Auf Antrag des Gläubigers hat das Amtsgericht ihn zur Ersatzvornahme berechtigt und dem Schuldner einen Kostenvorschuss von 25.000 EUR auferlegt. Hiergegen wendet sich der Schuldner mit seiner Beschwerde, mit der er die Bestimmtheit des Titels rügt und in Abrede nimmt, dass die vom Gläubiger im Rahmen der beabsichtigen Ersatzvornahme angekündigten Maßnahmen vom Titel erfasst seien.
Entscheidungsgründe
II.
Die sofortige Beschwerde ist statthaft und auch ansonsten zulässig (§§ 793, 567 ZPO), sie hat auch Erfolg.
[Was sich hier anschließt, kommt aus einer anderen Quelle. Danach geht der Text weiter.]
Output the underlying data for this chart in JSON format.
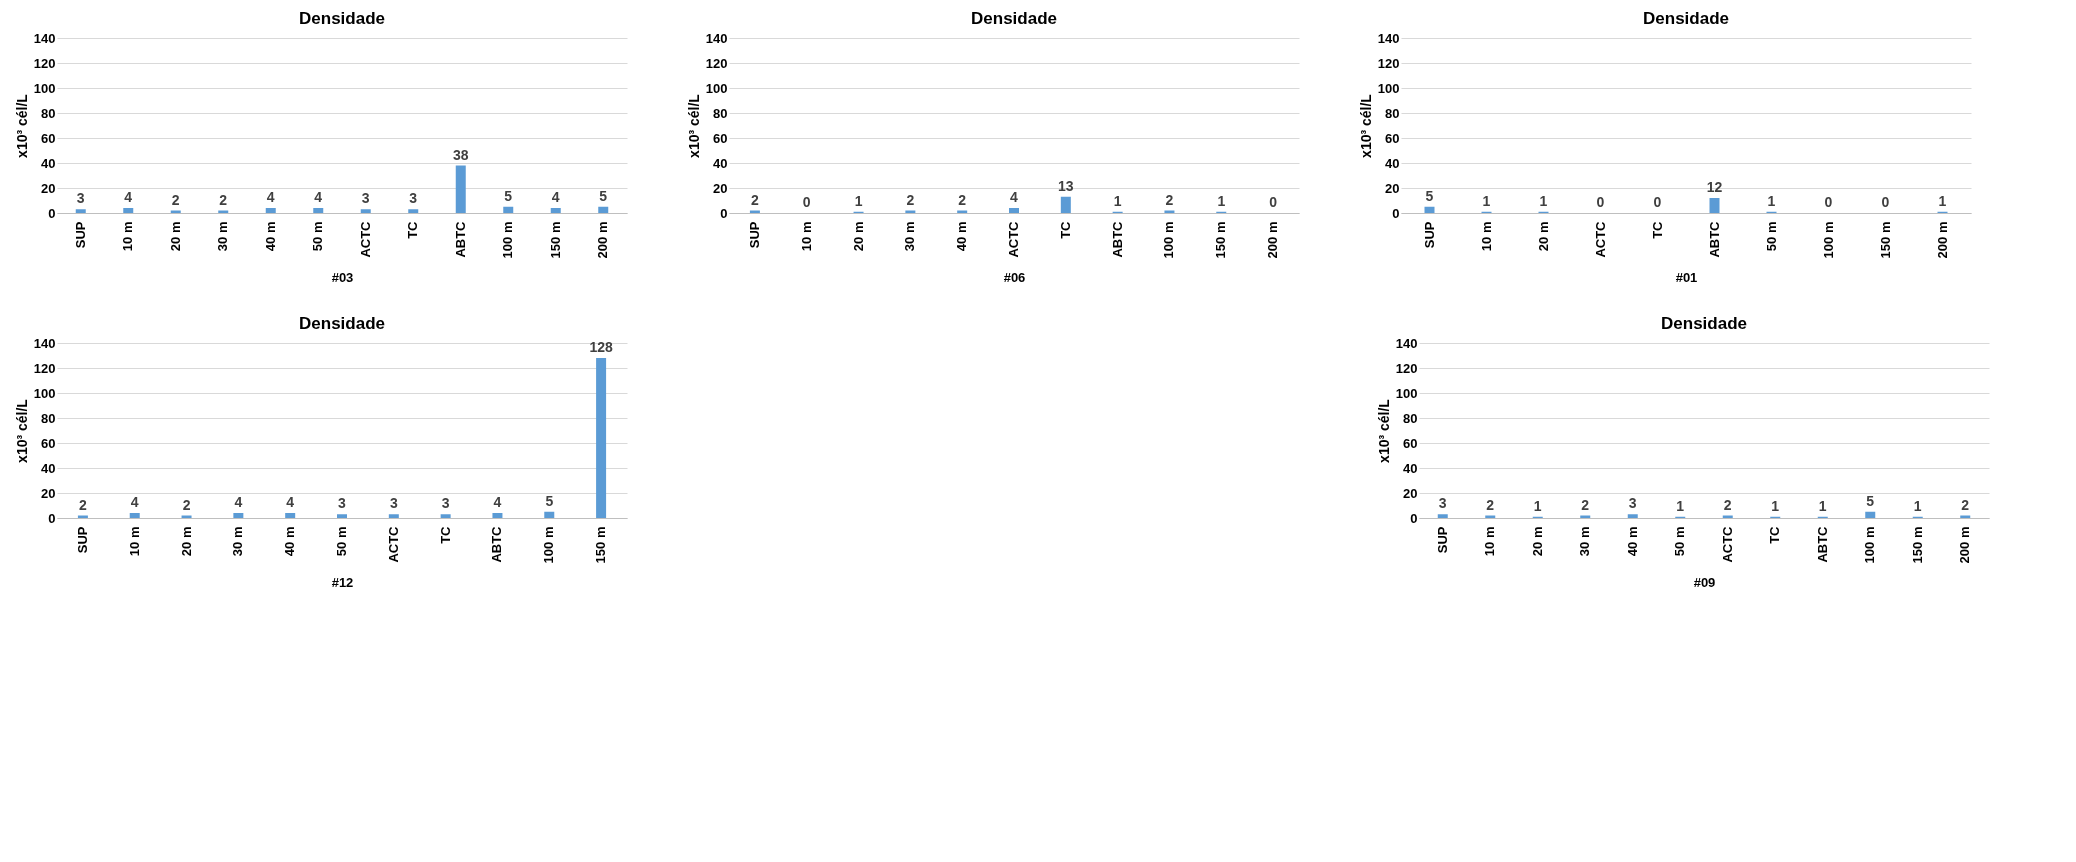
{
  "chart_data": [
    {
      "type": "bar",
      "title": "Densidade",
      "xlabel": "#03",
      "ylabel": "x10³ cél/L",
      "categories": [
        "SUP",
        "10 m",
        "20 m",
        "30 m",
        "40 m",
        "50 m",
        "ACTC",
        "TC",
        "ABTC",
        "100 m",
        "150 m",
        "200 m"
      ],
      "values": [
        3,
        4,
        2,
        2,
        4,
        4,
        3,
        3,
        38,
        5,
        4,
        5
      ],
      "color": "#5b9bd5",
      "ylim": [
        0,
        140
      ],
      "yticks": [
        0,
        20,
        40,
        60,
        80,
        100,
        120,
        140
      ],
      "grid": "y",
      "data_labels": true
    },
    {
      "type": "bar",
      "title": "Densidade",
      "xlabel": "#06",
      "ylabel": "x10³ cél/L",
      "categories": [
        "SUP",
        "10 m",
        "20 m",
        "30 m",
        "40 m",
        "ACTC",
        "TC",
        "ABTC",
        "100 m",
        "150 m",
        "200 m"
      ],
      "values": [
        2,
        0,
        1,
        2,
        2,
        4,
        13,
        1,
        2,
        1,
        0
      ],
      "color": "#5b9bd5",
      "ylim": [
        0,
        140
      ],
      "yticks": [
        0,
        20,
        40,
        60,
        80,
        100,
        120,
        140
      ],
      "grid": "y",
      "data_labels": true
    },
    {
      "type": "bar",
      "title": "Densidade",
      "xlabel": "#01",
      "ylabel": "x10³ cél/L",
      "categories": [
        "SUP",
        "10 m",
        "20 m",
        "ACTC",
        "TC",
        "ABTC",
        "50 m",
        "100 m",
        "150 m",
        "200 m"
      ],
      "values": [
        5,
        1,
        1,
        0,
        0,
        12,
        1,
        0,
        0,
        1
      ],
      "color": "#5b9bd5",
      "ylim": [
        0,
        140
      ],
      "yticks": [
        0,
        20,
        40,
        60,
        80,
        100,
        120,
        140
      ],
      "grid": "y",
      "data_labels": true
    },
    {
      "type": "bar",
      "title": "Densidade",
      "xlabel": "#12",
      "ylabel": "x10³ cél/L",
      "categories": [
        "SUP",
        "10 m",
        "20 m",
        "30 m",
        "40 m",
        "50 m",
        "ACTC",
        "TC",
        "ABTC",
        "100 m",
        "150 m"
      ],
      "values": [
        2,
        4,
        2,
        4,
        4,
        3,
        3,
        3,
        4,
        5,
        128
      ],
      "color": "#5b9bd5",
      "ylim": [
        0,
        140
      ],
      "yticks": [
        0,
        20,
        40,
        60,
        80,
        100,
        120,
        140
      ],
      "grid": "y",
      "data_labels": true
    },
    {
      "type": "bar",
      "title": "Densidade",
      "xlabel": "#09",
      "ylabel": "x10³ cél/L",
      "categories": [
        "SUP",
        "10 m",
        "20 m",
        "30 m",
        "40 m",
        "50 m",
        "ACTC",
        "TC",
        "ABTC",
        "100 m",
        "150 m",
        "200 m"
      ],
      "values": [
        3,
        2,
        1,
        2,
        3,
        1,
        2,
        1,
        1,
        5,
        1,
        2
      ],
      "color": "#5b9bd5",
      "ylim": [
        0,
        140
      ],
      "yticks": [
        0,
        20,
        40,
        60,
        80,
        100,
        120,
        140
      ],
      "grid": "y",
      "data_labels": true
    }
  ]
}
Der Antrag auf Ersatzvornahme (§ 887 ZPO) war zurückzuweisen, denn das Versäumnisurteil ist nicht bestimmt genug und kann daher nicht Grundlage einer Vollstreckung sein (§ 704 ZPO). Zwar kann zur Auslegung eines Versäumnisurteils die Klageschrift herangezogen werden, das Prozessgericht als Vollstreckungsorgan kann auch sein Wissen aus dem Erkenntnisverfahren mit heranziehen (vgl. nur Musielak/Voit/Lackmann ZPO § 704 Rn. 6a mwN). Gleichwohl verbleiben vorliegend nicht behebbare Unklarheiten im Titel, die dazu führen, dass das Urteil, welches insoweit dem (unbestimmten) Klageantrag gefolgt ist, nicht vollstreckungsfähig ist.
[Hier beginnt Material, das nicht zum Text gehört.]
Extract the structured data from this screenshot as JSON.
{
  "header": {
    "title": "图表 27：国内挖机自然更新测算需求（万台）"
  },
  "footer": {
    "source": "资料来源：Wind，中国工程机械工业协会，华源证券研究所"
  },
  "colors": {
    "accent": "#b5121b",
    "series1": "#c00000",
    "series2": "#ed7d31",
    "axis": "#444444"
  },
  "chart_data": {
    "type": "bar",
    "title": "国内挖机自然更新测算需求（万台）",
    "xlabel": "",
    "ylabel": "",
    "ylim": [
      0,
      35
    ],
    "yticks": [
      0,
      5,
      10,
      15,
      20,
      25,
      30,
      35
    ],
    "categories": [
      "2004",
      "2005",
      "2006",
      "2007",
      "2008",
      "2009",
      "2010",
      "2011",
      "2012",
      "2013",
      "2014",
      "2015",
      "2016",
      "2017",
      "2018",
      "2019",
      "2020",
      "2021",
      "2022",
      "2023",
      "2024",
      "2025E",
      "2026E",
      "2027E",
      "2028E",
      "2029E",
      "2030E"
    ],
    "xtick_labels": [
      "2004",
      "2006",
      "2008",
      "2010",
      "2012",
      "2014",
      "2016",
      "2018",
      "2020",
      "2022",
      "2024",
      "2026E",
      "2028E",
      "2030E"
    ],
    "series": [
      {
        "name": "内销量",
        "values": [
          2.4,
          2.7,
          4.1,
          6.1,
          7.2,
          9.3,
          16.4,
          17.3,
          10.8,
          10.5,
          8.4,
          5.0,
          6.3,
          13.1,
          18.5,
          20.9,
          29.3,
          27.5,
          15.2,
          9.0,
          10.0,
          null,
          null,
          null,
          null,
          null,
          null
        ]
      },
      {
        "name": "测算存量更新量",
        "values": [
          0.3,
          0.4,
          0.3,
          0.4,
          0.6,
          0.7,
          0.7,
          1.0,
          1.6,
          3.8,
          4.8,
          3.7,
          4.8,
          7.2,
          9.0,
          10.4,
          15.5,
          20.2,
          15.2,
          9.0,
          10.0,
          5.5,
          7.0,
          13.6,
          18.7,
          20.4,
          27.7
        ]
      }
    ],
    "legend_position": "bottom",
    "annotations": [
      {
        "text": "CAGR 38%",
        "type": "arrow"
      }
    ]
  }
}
Im Rahmen von Beseitigungsansprüchen muss zumindest der Erfolg so genau bezeichnet werden, dass eine Vollstreckung möglich ist (MüKoZPO/Becker-Eberhard § 253 Rn. 140). Einen Anspruch auf eine bestimmte Maßnahme zur Erreichung dieses Ziels hat der Gläubiger nicht, gleichwohl muss der Erfolg, auf welchen der Gläubiger nach dem Titel einen Anspruch hat, eindeutig bezeichnet werden, anderenfalls müsste im Zwangsvollstreckungsverfahren geklärt werden, welchen bestimmten Erfolg der Schuldner mit den seiner Auswahl überlassenen Maßnahmen herbeiführen müsste. Diese Klärung gehört aber nicht ins Zwangsvollstreckungsverfahren (BGH NJW 1978, 1584). Vielmehr muss durch einen entsprechenden Tenor und zuvor durch einen entsprechenden Klageantrag die Zwangsvollstreckung aus dem beantragten Urteil ohne eine Fortsetzung des Streits im Vollstreckungsverfahren ermöglicht werden (vgl. nur BGH NJW 1999, 954). Hieran fehlt es im Streitfall.
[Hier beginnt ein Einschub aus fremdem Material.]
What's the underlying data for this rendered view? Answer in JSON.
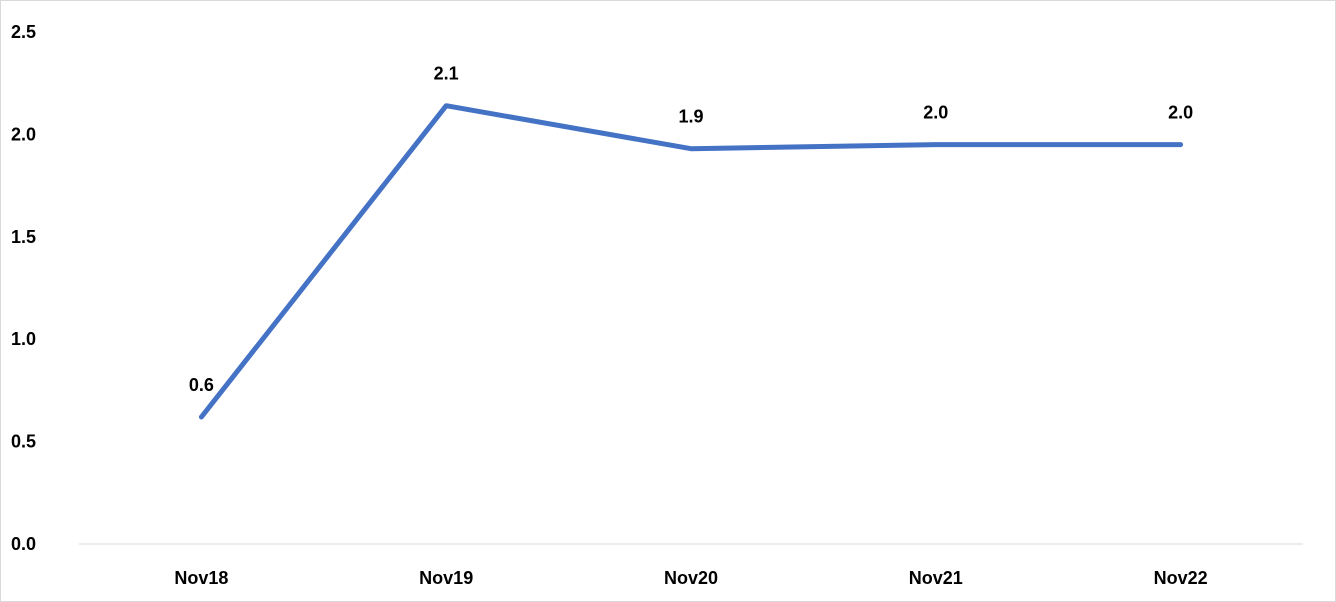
{
  "chart_data": {
    "type": "line",
    "title": "",
    "xlabel": "",
    "ylabel": "",
    "categories": [
      "Nov18",
      "Nov19",
      "Nov20",
      "Nov21",
      "Nov22"
    ],
    "series": [
      {
        "values": [
          0.62,
          2.14,
          1.93,
          1.95,
          1.95
        ],
        "data_labels": [
          "0.6",
          "2.1",
          "1.9",
          "2.0",
          "2.0"
        ],
        "color": "#4472C4"
      }
    ],
    "ylim": [
      0,
      2.5
    ],
    "y_ticks": [
      "0.0",
      "0.5",
      "1.0",
      "1.5",
      "2.0",
      "2.5"
    ],
    "grid": false,
    "legend": "none"
  }
}
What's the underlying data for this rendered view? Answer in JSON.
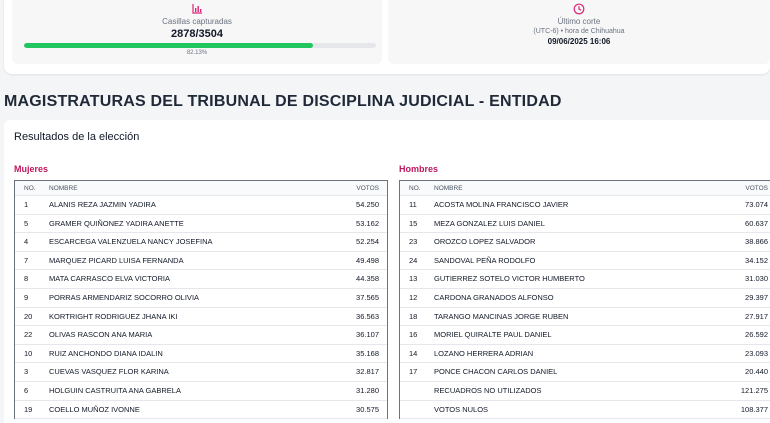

Es verbleiben bereits Zweifel daran, welche Veränderungen den tenorierten „Anbau/Überbau” erfassen, nicht behebbar ist jedoch vor allem die Pflicht zur Wiederherstellung des „früheren Zustandes”. In der Klageschrift wird dem Beklagten vorgeworfen, Fenster entfernt zu haben, die Außenmauern erweitert und neue Mauern errichtet zu haben. Welche diese Maßnahmen in welchem Umfang unter die Rückbaupflicht fallen, lässt sich bereits nicht zweifelsfrei feststellen. Völlig offen bleibt jedoch der Zustand, welcher wieder herzustellen ist. Dieser ist auch aus der Klageschrift nicht mit der erforderlichen Eindeutigkeit erkennbar, denn hierzu fehlt jeglicher Sachvortrag. An einer nachvollziehbaren Beschreibung des wieder herzustellenden Zustandes (dazu BGH NJW 1978, 1584; AG Charlottenburg ZMR 2020, 333; LG München I ZWE 2018, 131) fehlt es, wenn ohne nähere Konkretisierung lediglich eine Wiederherstellung des ursprünglichen Zustandes verlangt wird (dazu Jennißen/Hogenschurz WEG § 22 Rn. 59). Denn damit wird unzulässigerweise die gesamte Prüfung, welcher Sollzustand durch die Maßnahmen des Schuldners erreicht werden muss, in das Vollstreckungsverfahren verlagert. Insoweit werden die Anforderungen an den Klageantrag auch nicht überspannt, denn dem Kläger verbleibt die Möglichkeit durch Inbezugnahme von (Bau-)Plänen, Zeichnungen oder Fotos den gewünschten Sollzustand eindeutig zu beschreiben. Sollten dann gleichwohl – kleinere – Auslegungsschwierigkeiten verbleiben, können diese im Vollstreckungsverfahren behoben werden.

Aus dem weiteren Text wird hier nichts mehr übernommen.